J’ai lu « Le sortilège de Stellata » de Daniela Raimondi (chez Slatkine & Cie)

« Le sortilège de Stellata »

Avis :

Voici le premier livre que je termine depuis longtemps et cela faisait un bail que je n’avais pas trouvé un roman aussi intéressant. Daniela Raimondi raconte l’histoire romancée d’une famille italienne, créant des personnages hauts en couleurs reliés par la magie du destin prophétique et par quelques cartes tirées des années auparavant par l’âme gitane de la famille Casadio. C’est cette âme gitane qui rend si particulière cette grande famille aux nombreux descendants, et dont vous trouverez l’arbre généalogique dans l’ouvrage (ce qui, je trouve, est franchement bienvenu).

Une saga familiale et un roman historique

Le récit commence au XIXe siècle et s’arrête au XXe, retraçant les multiples vies d’une Italie tour à tour fractionnée, divisée, irréconciliable, tandis que dans la petite ville de Stellata, les familles sont soudées mais fragiles et se battent au quotidien pour une vie meilleure. Passant d’une génération à une autre, l’autrice italienne n’a aucun mal à nous immerger dans ce roman fleuve, touffu, épais et dense de 528 pages tout de même !

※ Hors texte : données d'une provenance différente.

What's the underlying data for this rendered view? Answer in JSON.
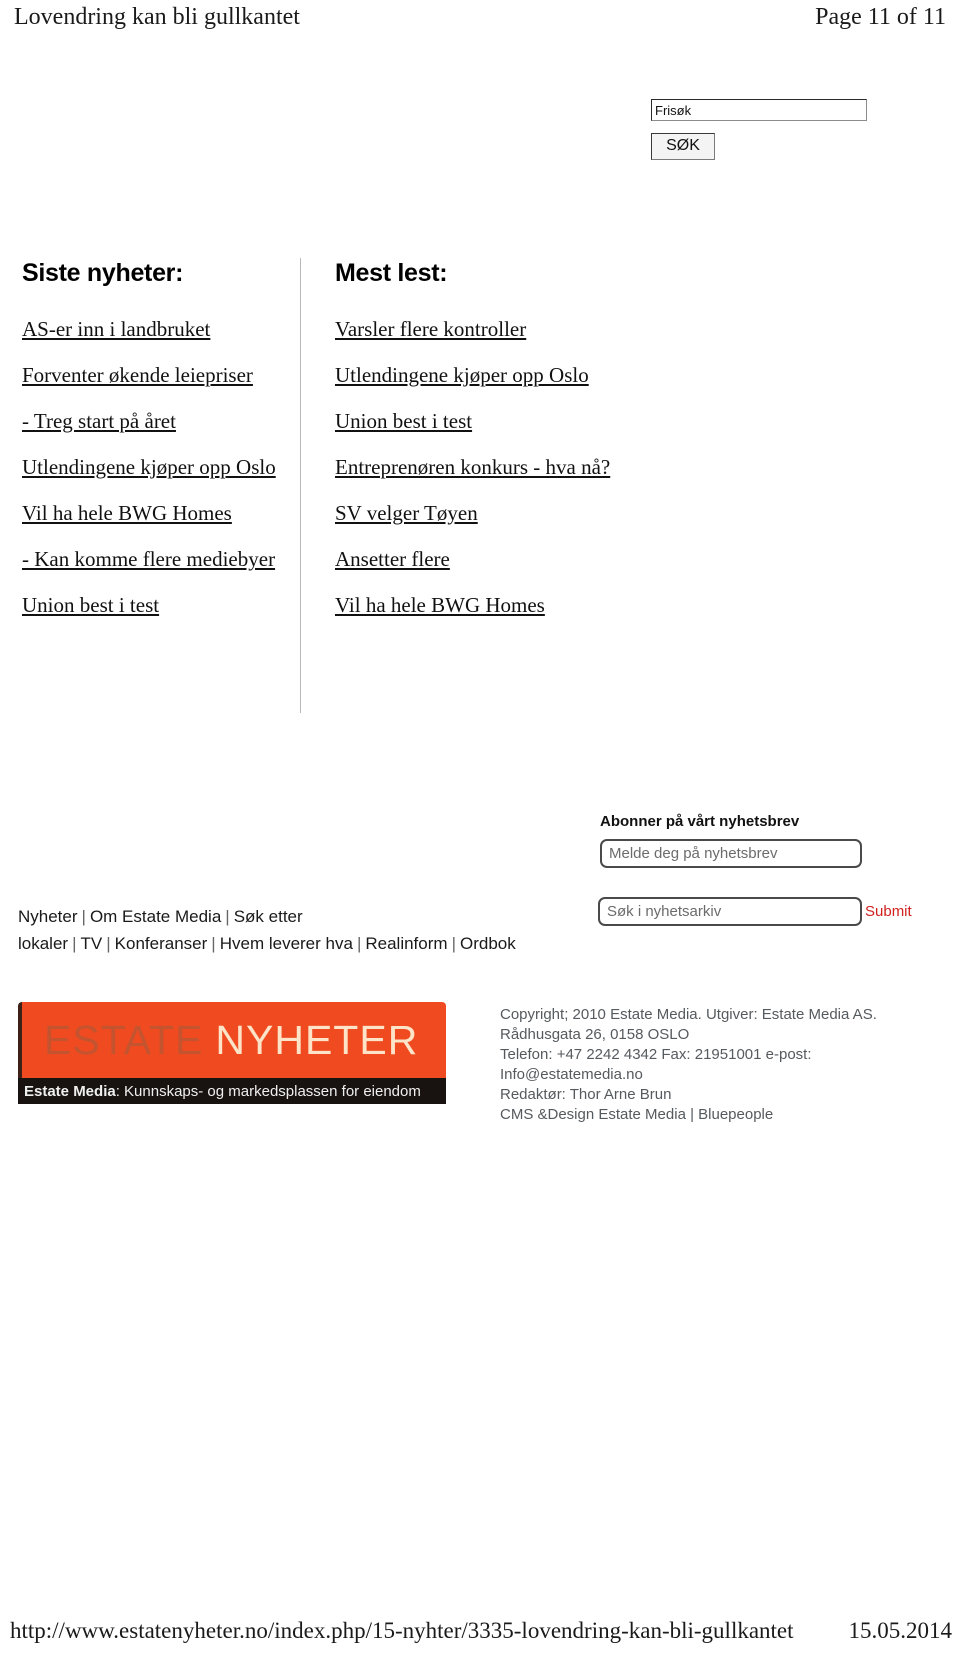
{
  "print_header": {
    "doc_title": "Lovendring kan bli gullkantet",
    "page_label": "Page 11 of 11"
  },
  "free_search": {
    "input_value": "Frisøk",
    "button_label": "SØK"
  },
  "latest_news": {
    "heading": "Siste nyheter:",
    "items": [
      "AS-er inn i landbruket",
      "Forventer økende leiepriser",
      "- Treg start på året",
      "Utlendingene kjøper opp Oslo",
      "Vil ha hele BWG Homes",
      "- Kan komme flere mediebyer",
      "Union best i test"
    ]
  },
  "most_read": {
    "heading": "Mest lest:",
    "items": [
      "Varsler flere kontroller",
      "Utlendingene kjøper opp Oslo",
      "Union best i test",
      "Entreprenøren konkurs - hva nå?",
      "SV velger Tøyen",
      "Ansetter flere",
      "Vil ha hele BWG Homes"
    ]
  },
  "newsletter": {
    "label": "Abonner på vårt nyhetsbrev",
    "placeholder": "Melde deg på nyhetsbrev",
    "value": ""
  },
  "archive_search": {
    "placeholder": "Søk i nyhetsarkiv",
    "value": "",
    "submit_label": "Submit",
    "submit_color": "#d1201f"
  },
  "footer_nav": {
    "items": [
      "Nyheter",
      "Om Estate Media",
      "Søk etter lokaler",
      "TV",
      "Konferanser",
      "Hvem leverer hva",
      "Realinform",
      "Ordbok"
    ],
    "separator": "|"
  },
  "logo": {
    "word_1": "ESTATE",
    "word_2": "NYHETER",
    "tagline_bold": "Estate Media",
    "tagline_rest": ": Kunnskaps- og markedsplassen for eiendom",
    "orange": "#f04b20",
    "dark": "#181310"
  },
  "copyright": {
    "line_1": "Copyright; 2010 Estate Media. Utgiver: Estate Media AS. Rådhusgata 26, 0158 OSLO",
    "line_2": "Telefon: +47 2242 4342 Fax: 21951001 e-post: Info@estatemedia.no",
    "line_3": "Redaktør: Thor Arne Brun",
    "line_4": "CMS &Design Estate Media | Bluepeople"
  },
  "print_footer": {
    "url": "http://www.estatenyheter.no/index.php/15-nyhter/3335-lovendring-kan-bli-gullkantet",
    "date": "15.05.2014"
  }
}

De l’émotion et du mystère


Autour d’un secret ancestral qui veut qu’une malédiction touche les Casadio, la romancière tisse une toile magnifique avec des hommes, des femmes, des enfants qui prennent corps et âme sur le papier. Émue par cette histoire, j’ai eu du mal à refermer le livre après avoir suivi les aventures de tant de générations de mères et d’adolescents. Cette lecture est en même temps très pédagogique car vous apprendrez tout des campagnes d’Italie, des envies d’Amérique(s), du fascisme mussolinien, à sa république fantoche, de la résistance socialiste et militante, jusqu’aux années d’émancipation et de dérives berlusconiennes. On en apprend davantage aussi sur les différents milieux sociaux d’une Italie qui se construit une identité nationale. C’est par ailleurs assez rare d’avoir entre les mains un roman qui traite aussi diversement des partis socialistes, fascistes, de bourgeois, de commerçants, de soldats et de paysans riches ou pauvres.
Cela m’a rappelé de bons souvenirs d’histoire et j’ai pris énormément de plaisir à dévorer ce pavé de
@slatkineetcompagnie


Je me sens encore hantée par les fantômes de Stellata. C’est tout ce que j’adore !
Vous connaissez ? Si vous aimez les grandes fresques familiales et les romans historiques, vous serez servi.es.

Croire à son destin ?

Résumé de la maison d’édition :

« Je sais que tu ne crois pas à ces choses-là, mais tu n’as qu’à regarder ce qui s’est passé dans notre famille. D’abord Iacomo, avec ses manies, qui a fini pendu à une poutre. Ensuite Achille, il voulait jouer aux héros et c’est un miracle s’il n’est pas mort fusillé. Et ta tante Edvige ? Elle a détruit deux familles. Et ma soeur Adele, qui s’est retrouvée à l’autre bout de la planète, avec ses fantaisies d’amour, et veuve presque tout de suite. N’oublie jamais, Guido… si nous ne les contrôlons pas, les rêves finiront par nous apporter une tragédie. Et elle sera pire que tous les malheurs que nous avons déjà connus. C’est notre ancêtre, la Tsigane, qui l’a vu dans ses cartes. Elle ne se trompait jamais.»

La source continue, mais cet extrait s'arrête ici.